How do I scrape dynamic content loaded with JavaScript in Python?
Dynamic JavaScript content requires different approaches than static HTML scraping.
Strategy 1: Find the API endpoint (best):
Often, JavaScript-rendered content comes from API calls:
- Open browser DevTools Network tab
- Reload the page and filter for XHR/Fetch requests
- Find the API endpoint returning JSON data
- Make direct requests to the API with
requests
This is faster and more reliable than browser automation.
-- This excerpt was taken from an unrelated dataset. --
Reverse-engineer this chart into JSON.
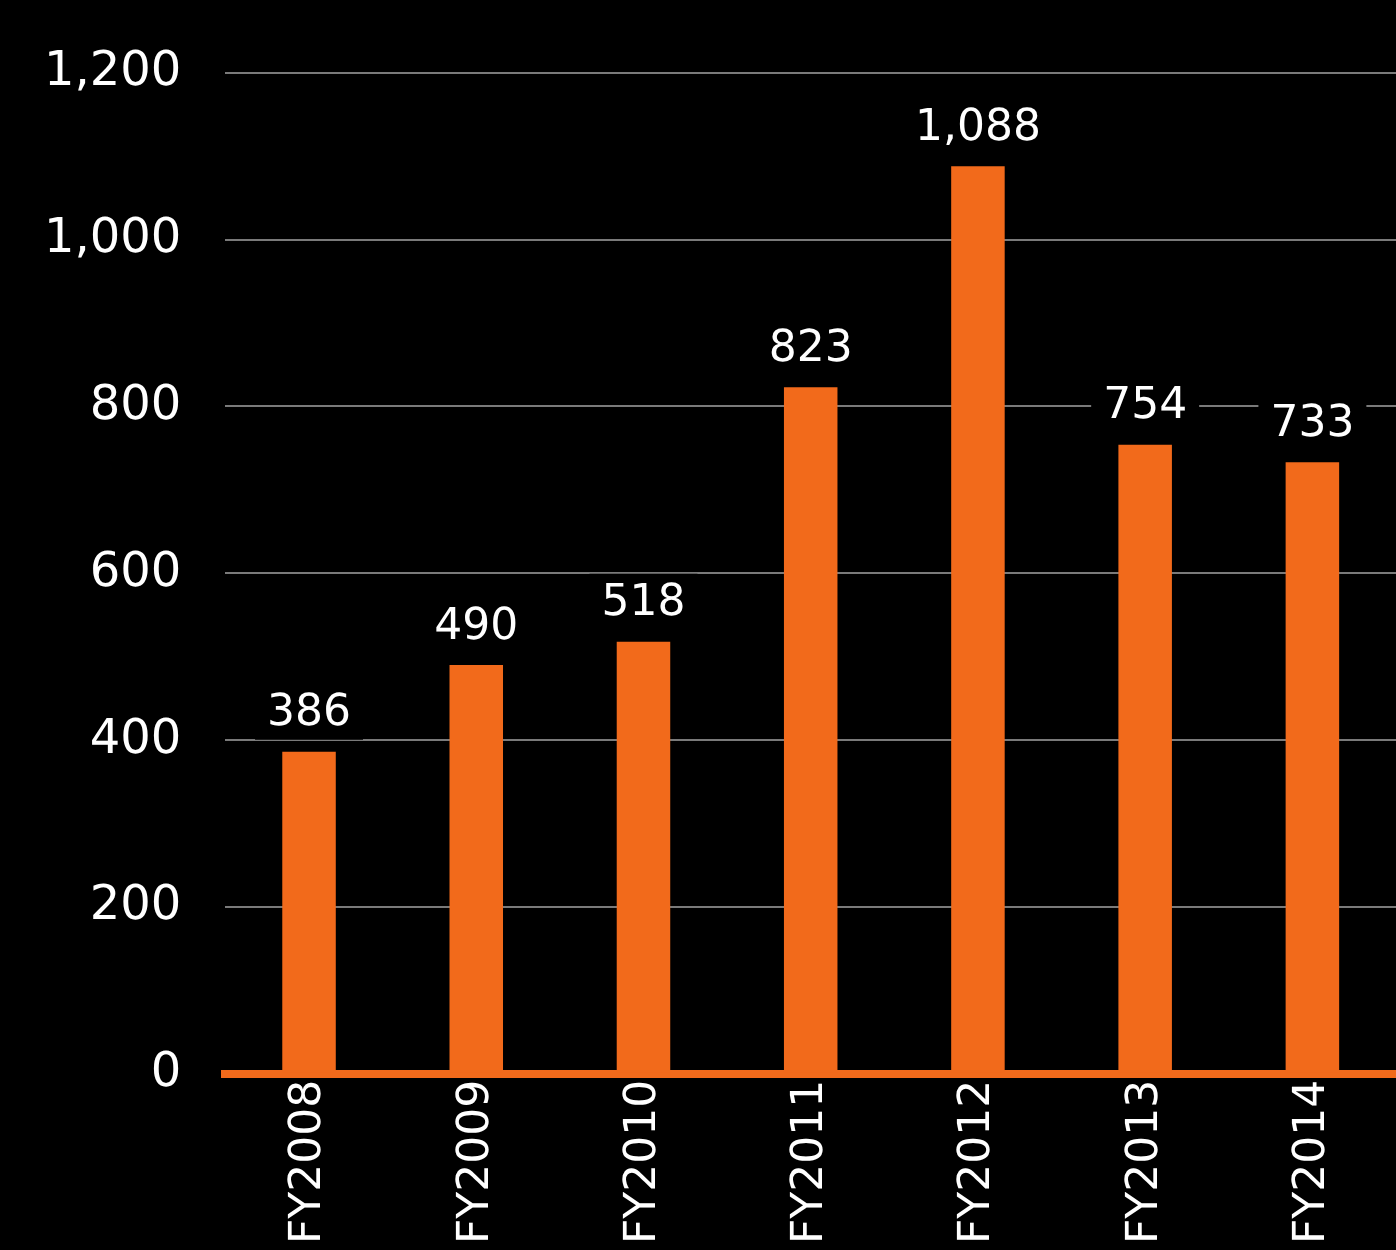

Strategy 2: Use Selenium for browser automation:
from selenium import webdriver
from selenium.webdriver.common.by import By
from selenium.webdriver.support.ui import WebDriverWait
from selenium.webdriver.support import expected_conditions as EC
driver = webdriver.Chrome()
driver.get(url)
# Wait for dynamic content to load
element = WebDriverWait(driver, 10).until(
EC.presence_of_element_located((By.CLASS_NAME, "dynamic-content"))
)
html = driver.page_source
driver.quit()
Strategy 3: Use Playwright (modern alternative):
Playwright is faster and more reliable than Selenium:
from playwright.sync_api import sync_playwright
with sync_playwright() as p:
browser = p.chromium.launch()
page = browser.new_page()
page.goto(url)
page.wait_for_selector('.dynamic-content')
html = page.content()
browser.close()
When to use each approach:
- API endpoint: Always try this first - fastest and most reliable
- Selenium: When you need to interact (click buttons, fill forms)
- Playwright: Better than Selenium for most modern sites
Performance impact:
Browser automation is 10-100x slower than direct HTTP requests. Always prefer API endpoints when available.